| The new broadband age is here
and computers all over the world are now easily accessible from home.
It is possible to access the Internet from wherever you are through
wireless LAN in train stations, restaurants, on street corners, or
from cellular phones. At the same time, enterprises must cope with
changes in the social environment brought about by measures such as
the "Personal Information Protection Law" and "SOX Act (*1)." The
focus of enterprise management has shifted from tangible to intellectual
assets, and an even greater reliance on IT technology is anticipated.
Ricoh has long provided imaging devices for offices, including copying machines, printers and facsimiles. At the same time, we have continued to support our customers' paper-based work styles. During the past decade, many office tasks have come to be managed on personal computers -- such tasks as document preparation, schedule management and mail. Now, we are in the "Web2.0" age and have experienced a significant evolution of the office environment and work styles.
Ricoh's imaging devices took on various essential office functions, such as copier, printer, facsimile and scanner. Eventually, many of these functions were merged into color digital multifunction machines connected directly to the network. Ricoh continues to be dedicated to supporting office work styles in all their various environments, integrating paper and electronic document management systems into surrounding systems as well as the Internet.
Our target is work style innovation, through skillful use of leading edge IT technology combined with traditional excellence in paper document management. The goal is to support improved customer productivity and knowledge creation, anytime, anywhere in a ubiquitous environment.
 Expansion of values provided by Ricoh
Our position is to create value for our customers working in their ubiquitous environments by providing them with increased productivity and assistance in their knowledge work, in particular the transformation of information into knowledge and the pro-active use of that knowledge.

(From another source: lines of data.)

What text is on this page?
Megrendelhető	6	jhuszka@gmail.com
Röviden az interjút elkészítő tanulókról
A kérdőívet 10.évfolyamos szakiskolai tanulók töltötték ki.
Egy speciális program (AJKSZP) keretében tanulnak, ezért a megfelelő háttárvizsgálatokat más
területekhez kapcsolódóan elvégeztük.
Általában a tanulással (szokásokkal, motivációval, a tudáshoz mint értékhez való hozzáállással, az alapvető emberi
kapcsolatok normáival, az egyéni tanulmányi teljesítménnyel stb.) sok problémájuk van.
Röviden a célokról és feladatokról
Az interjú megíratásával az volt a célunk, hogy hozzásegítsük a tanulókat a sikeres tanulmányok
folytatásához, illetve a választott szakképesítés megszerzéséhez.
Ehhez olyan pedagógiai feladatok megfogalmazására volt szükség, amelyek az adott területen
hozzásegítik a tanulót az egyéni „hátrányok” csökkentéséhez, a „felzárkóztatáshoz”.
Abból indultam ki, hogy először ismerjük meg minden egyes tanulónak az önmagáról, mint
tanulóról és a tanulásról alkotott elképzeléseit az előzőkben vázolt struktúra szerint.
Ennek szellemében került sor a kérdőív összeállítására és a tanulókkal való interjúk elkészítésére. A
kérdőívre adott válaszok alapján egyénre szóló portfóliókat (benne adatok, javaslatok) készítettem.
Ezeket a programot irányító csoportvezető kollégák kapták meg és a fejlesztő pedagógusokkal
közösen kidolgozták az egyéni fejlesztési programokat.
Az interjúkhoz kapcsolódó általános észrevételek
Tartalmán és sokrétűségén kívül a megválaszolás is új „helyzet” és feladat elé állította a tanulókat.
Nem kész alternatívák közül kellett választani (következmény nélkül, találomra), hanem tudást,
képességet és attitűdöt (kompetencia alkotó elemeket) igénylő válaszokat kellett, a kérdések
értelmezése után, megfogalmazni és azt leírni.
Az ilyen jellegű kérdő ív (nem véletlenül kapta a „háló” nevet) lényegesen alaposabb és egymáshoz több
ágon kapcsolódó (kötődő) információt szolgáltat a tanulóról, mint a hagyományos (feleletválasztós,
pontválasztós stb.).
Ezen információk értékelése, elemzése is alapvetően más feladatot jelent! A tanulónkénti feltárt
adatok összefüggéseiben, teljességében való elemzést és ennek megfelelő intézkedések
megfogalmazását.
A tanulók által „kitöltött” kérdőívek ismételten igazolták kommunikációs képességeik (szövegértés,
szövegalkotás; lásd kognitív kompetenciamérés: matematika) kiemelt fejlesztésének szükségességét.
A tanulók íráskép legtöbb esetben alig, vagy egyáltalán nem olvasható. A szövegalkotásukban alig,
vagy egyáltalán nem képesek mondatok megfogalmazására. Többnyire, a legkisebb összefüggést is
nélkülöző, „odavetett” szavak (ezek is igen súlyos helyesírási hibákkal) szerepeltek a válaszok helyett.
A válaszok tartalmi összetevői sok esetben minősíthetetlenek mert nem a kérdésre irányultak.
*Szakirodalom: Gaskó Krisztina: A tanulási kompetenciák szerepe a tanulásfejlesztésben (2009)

Transformation of information into knowledge includes multimedia information, i.e. text, images, audio, video. Pro-active knowledge use requires a system which collects knowledge from various work styles and allows the user to easily re-use that knowledge.
All of this requires an open technology, so that Ricoh products can interoperate with those from other manufacturers. By providing an appliance-like ease of use, customers will find it easy to use the services in our products. At the same time, today's ubiquitous environment demands a strong, secure system.
 Values provided by Ricoh in the ubiquitous and universal office
To create a system most suitable to our customers' needs, we are working to methodically analyze their requirements and design architectures. That will enable the smooth integration of all products, service and technologies, even those outside of Ricoh, which is suitable for the Web age.
*1: SOX Act (Sarbanes-Oxley Act) was enacted by the U.S. government to reform enterprises in response to high-profile accounting scandals in the U.S. enterprises. It went into effect in July 2002, establishing a process of internal control and decision, introduction and inspection of administrative regulations relative to financial reports.